What happens after platelets aggregate

Answer 41

The clump of platelets
formed form a negatively charged surface (caused by charged phospholipids) required for
coagulation. Coagulation itself is the conversion of the fibrinogen tethers into fibrin (much stronger)
in a protease reaction.

Question 42

What happens when fibrin builds up

Answer 42

Once the fibrin reaches a certain critical mass, it will be further cross-linked to
form a firm fibrin clot.
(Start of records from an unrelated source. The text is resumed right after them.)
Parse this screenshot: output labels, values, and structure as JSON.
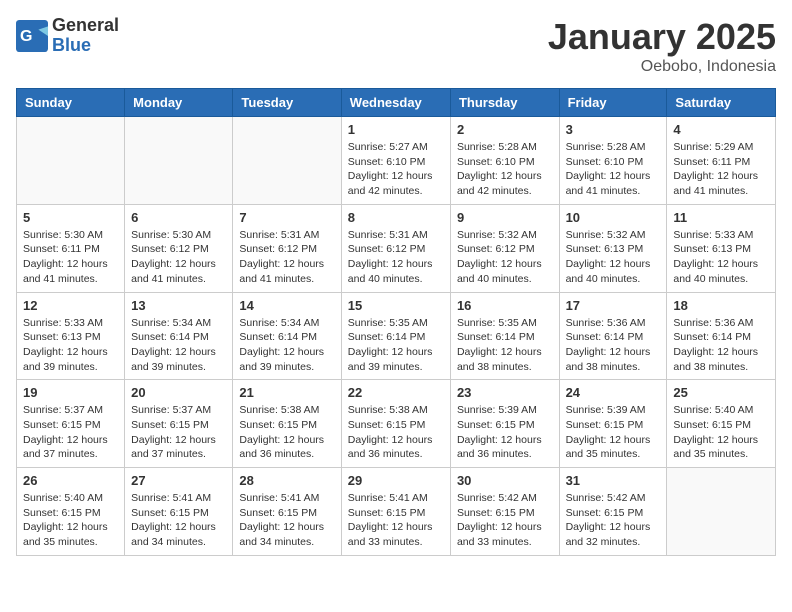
{
  "logo": {
    "general": "General",
    "blue": "Blue"
  },
  "header": {
    "month": "January 2025",
    "location": "Oebobo, Indonesia"
  },
  "weekdays": [
    "Sunday",
    "Monday",
    "Tuesday",
    "Wednesday",
    "Thursday",
    "Friday",
    "Saturday"
  ],
  "weeks": [
    [
      {
        "day": "",
        "info": ""
      },
      {
        "day": "",
        "info": ""
      },
      {
        "day": "",
        "info": ""
      },
      {
        "day": "1",
        "info": "Sunrise: 5:27 AM\nSunset: 6:10 PM\nDaylight: 12 hours\nand 42 minutes."
      },
      {
        "day": "2",
        "info": "Sunrise: 5:28 AM\nSunset: 6:10 PM\nDaylight: 12 hours\nand 42 minutes."
      },
      {
        "day": "3",
        "info": "Sunrise: 5:28 AM\nSunset: 6:10 PM\nDaylight: 12 hours\nand 41 minutes."
      },
      {
        "day": "4",
        "info": "Sunrise: 5:29 AM\nSunset: 6:11 PM\nDaylight: 12 hours\nand 41 minutes."
      }
    ],
    [
      {
        "day": "5",
        "info": "Sunrise: 5:30 AM\nSunset: 6:11 PM\nDaylight: 12 hours\nand 41 minutes."
      },
      {
        "day": "6",
        "info": "Sunrise: 5:30 AM\nSunset: 6:12 PM\nDaylight: 12 hours\nand 41 minutes."
      },
      {
        "day": "7",
        "info": "Sunrise: 5:31 AM\nSunset: 6:12 PM\nDaylight: 12 hours\nand 41 minutes."
      },
      {
        "day": "8",
        "info": "Sunrise: 5:31 AM\nSunset: 6:12 PM\nDaylight: 12 hours\nand 40 minutes."
      },
      {
        "day": "9",
        "info": "Sunrise: 5:32 AM\nSunset: 6:12 PM\nDaylight: 12 hours\nand 40 minutes."
      },
      {
        "day": "10",
        "info": "Sunrise: 5:32 AM\nSunset: 6:13 PM\nDaylight: 12 hours\nand 40 minutes."
      },
      {
        "day": "11",
        "info": "Sunrise: 5:33 AM\nSunset: 6:13 PM\nDaylight: 12 hours\nand 40 minutes."
      }
    ],
    [
      {
        "day": "12",
        "info": "Sunrise: 5:33 AM\nSunset: 6:13 PM\nDaylight: 12 hours\nand 39 minutes."
      },
      {
        "day": "13",
        "info": "Sunrise: 5:34 AM\nSunset: 6:14 PM\nDaylight: 12 hours\nand 39 minutes."
      },
      {
        "day": "14",
        "info": "Sunrise: 5:34 AM\nSunset: 6:14 PM\nDaylight: 12 hours\nand 39 minutes."
      },
      {
        "day": "15",
        "info": "Sunrise: 5:35 AM\nSunset: 6:14 PM\nDaylight: 12 hours\nand 39 minutes."
      },
      {
        "day": "16",
        "info": "Sunrise: 5:35 AM\nSunset: 6:14 PM\nDaylight: 12 hours\nand 38 minutes."
      },
      {
        "day": "17",
        "info": "Sunrise: 5:36 AM\nSunset: 6:14 PM\nDaylight: 12 hours\nand 38 minutes."
      },
      {
        "day": "18",
        "info": "Sunrise: 5:36 AM\nSunset: 6:14 PM\nDaylight: 12 hours\nand 38 minutes."
      }
    ],
    [
      {
        "day": "19",
        "info": "Sunrise: 5:37 AM\nSunset: 6:15 PM\nDaylight: 12 hours\nand 37 minutes."
      },
      {
        "day": "20",
        "info": "Sunrise: 5:37 AM\nSunset: 6:15 PM\nDaylight: 12 hours\nand 37 minutes."
      },
      {
        "day": "21",
        "info": "Sunrise: 5:38 AM\nSunset: 6:15 PM\nDaylight: 12 hours\nand 36 minutes."
      },
      {
        "day": "22",
        "info": "Sunrise: 5:38 AM\nSunset: 6:15 PM\nDaylight: 12 hours\nand 36 minutes."
      },
      {
        "day": "23",
        "info": "Sunrise: 5:39 AM\nSunset: 6:15 PM\nDaylight: 12 hours\nand 36 minutes."
      },
      {
        "day": "24",
        "info": "Sunrise: 5:39 AM\nSunset: 6:15 PM\nDaylight: 12 hours\nand 35 minutes."
      },
      {
        "day": "25",
        "info": "Sunrise: 5:40 AM\nSunset: 6:15 PM\nDaylight: 12 hours\nand 35 minutes."
      }
    ],
    [
      {
        "day": "26",
        "info": "Sunrise: 5:40 AM\nSunset: 6:15 PM\nDaylight: 12 hours\nand 35 minutes."
      },
      {
        "day": "27",
        "info": "Sunrise: 5:41 AM\nSunset: 6:15 PM\nDaylight: 12 hours\nand 34 minutes."
      },
      {
        "day": "28",
        "info": "Sunrise: 5:41 AM\nSunset: 6:15 PM\nDaylight: 12 hours\nand 34 minutes."
      },
      {
        "day": "29",
        "info": "Sunrise: 5:41 AM\nSunset: 6:15 PM\nDaylight: 12 hours\nand 33 minutes."
      },
      {
        "day": "30",
        "info": "Sunrise: 5:42 AM\nSunset: 6:15 PM\nDaylight: 12 hours\nand 33 minutes."
      },
      {
        "day": "31",
        "info": "Sunrise: 5:42 AM\nSunset: 6:15 PM\nDaylight: 12 hours\nand 32 minutes."
      },
      {
        "day": "",
        "info": ""
      }
    ]
  ]
}
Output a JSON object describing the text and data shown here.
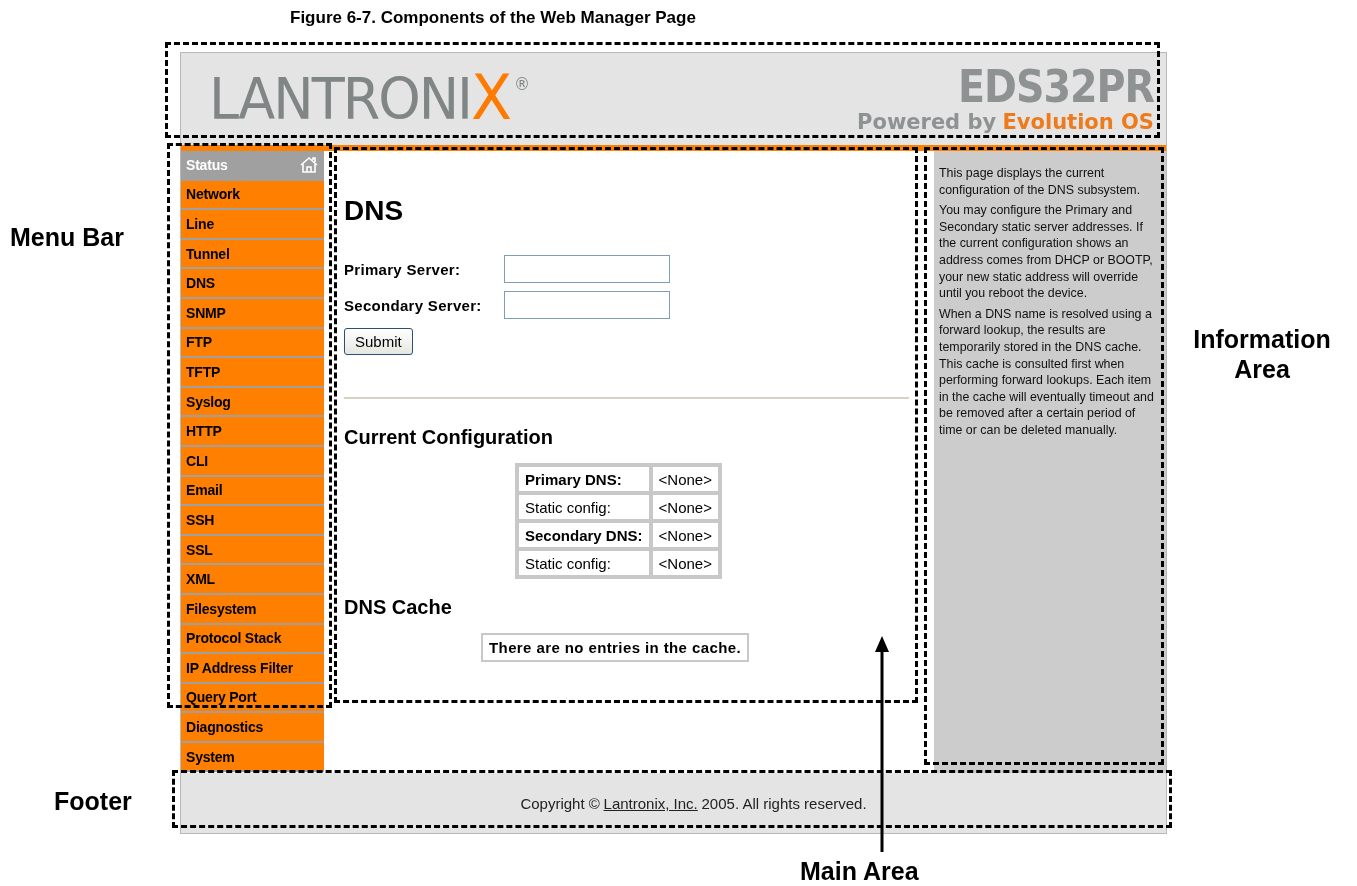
{
  "figure_caption": "Figure 6-7. Components of the Web Manager Page",
  "header": {
    "logo": {
      "text": "LANTRONI",
      "accent": "X",
      "mark": "®"
    },
    "product": "EDS32PR",
    "tagline": {
      "text": "Powered by",
      "accent": "Evolution OS"
    }
  },
  "menu": [
    {
      "label": "Status",
      "kind": "home"
    },
    {
      "label": "Network",
      "kind": "link"
    },
    {
      "label": "Line",
      "kind": "link"
    },
    {
      "label": "Tunnel",
      "kind": "link"
    },
    {
      "label": "DNS",
      "kind": "link"
    },
    {
      "label": "SNMP",
      "kind": "link"
    },
    {
      "label": "FTP",
      "kind": "link"
    },
    {
      "label": "TFTP",
      "kind": "link"
    },
    {
      "label": "Syslog",
      "kind": "link"
    },
    {
      "label": "HTTP",
      "kind": "link"
    },
    {
      "label": "CLI",
      "kind": "link"
    },
    {
      "label": "Email",
      "kind": "link"
    },
    {
      "label": "SSH",
      "kind": "link"
    },
    {
      "label": "SSL",
      "kind": "link"
    },
    {
      "label": "XML",
      "kind": "link"
    },
    {
      "label": "Filesystem",
      "kind": "link"
    },
    {
      "label": "Protocol Stack",
      "kind": "link"
    },
    {
      "label": "IP Address Filter",
      "kind": "link"
    },
    {
      "label": "Query Port",
      "kind": "link"
    },
    {
      "label": "Diagnostics",
      "kind": "link"
    },
    {
      "label": "System",
      "kind": "link"
    }
  ],
  "main": {
    "title": "DNS",
    "fields": [
      {
        "label": "Primary Server:"
      },
      {
        "label": "Secondary Server:"
      }
    ],
    "button": "Submit",
    "config_title": "Current Configuration",
    "config_rows": [
      {
        "label": "Primary DNS:",
        "value": "<None>",
        "kind": "heading"
      },
      {
        "label": "Static config:",
        "value": "<None>",
        "kind": "plain"
      },
      {
        "label": "Secondary DNS:",
        "value": "<None>",
        "kind": "heading"
      },
      {
        "label": "Static config:",
        "value": "<None>",
        "kind": "plain"
      }
    ],
    "cache_title": "DNS Cache",
    "cache_message": "There are no entries in the cache."
  },
  "info": {
    "paragraphs": [
      "This page displays the current configuration of the DNS subsystem.",
      "You may configure the Primary and Secondary static server addresses. If the current configuration shows an address comes from DHCP or BOOTP, your new static address will override until you reboot the device.",
      "When a DNS name is resolved using a forward lookup, the results are temporarily stored in the DNS cache. This cache is consulted first when performing forward lookups. Each item in the cache will eventually timeout and be removed after a certain period of time or can be deleted manually."
    ]
  },
  "footer": {
    "copyright": "Copyright ©",
    "link": "Lantronix, Inc.",
    "rest": "2005. All rights reserved."
  },
  "annotations": [
    {
      "kind": "header"
    },
    {
      "kind": "menu",
      "label": "Menu Bar"
    },
    {
      "kind": "main",
      "label": "Main Area"
    },
    {
      "kind": "info",
      "label": "Information Area"
    },
    {
      "kind": "footer",
      "label": "Footer"
    }
  ]
}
The clotting cascade is what allows for the conversion of fibrinogen to fibrin
and for it to then be cross-linked.

Question 43

What are the three different coagulation pathways

Answer 43

There are 3 different coagulation pathways and these are intrinsic,
extrinsic and common.

Question 44

Describe the common coagulation pathway

Answer 44

The common pathway is the final part of the cascade. The conversion of
fibrinogen to fibrin requires thrombin. Circulating thrombin is not in an active form but is in fact in
the form of prothrombin. Prothrombin is activated by other coagulation factors (all proteases that
are activated in protease reactions). These factors can be formed from 2 different cascades, the
intrinsic or extrinsic pathways. The reason for this series of reactions is to amplify the number of
factors produced (i.e. 1 will activate 100 which will activate 1000000 etc). A second reason is to allow
for multiple steps where the process can be inhibited.

Question 45

What are the intrinsic and extrinsic pathways

Answer 45

The extrinsic pathway is activated by

trauma and is the most important one in vivo.

Question 46

How is the extrinsic pathway activated

Answer 46

The intrinsic and extrinsic pathways are the

two different ways the coagulation pathways are started.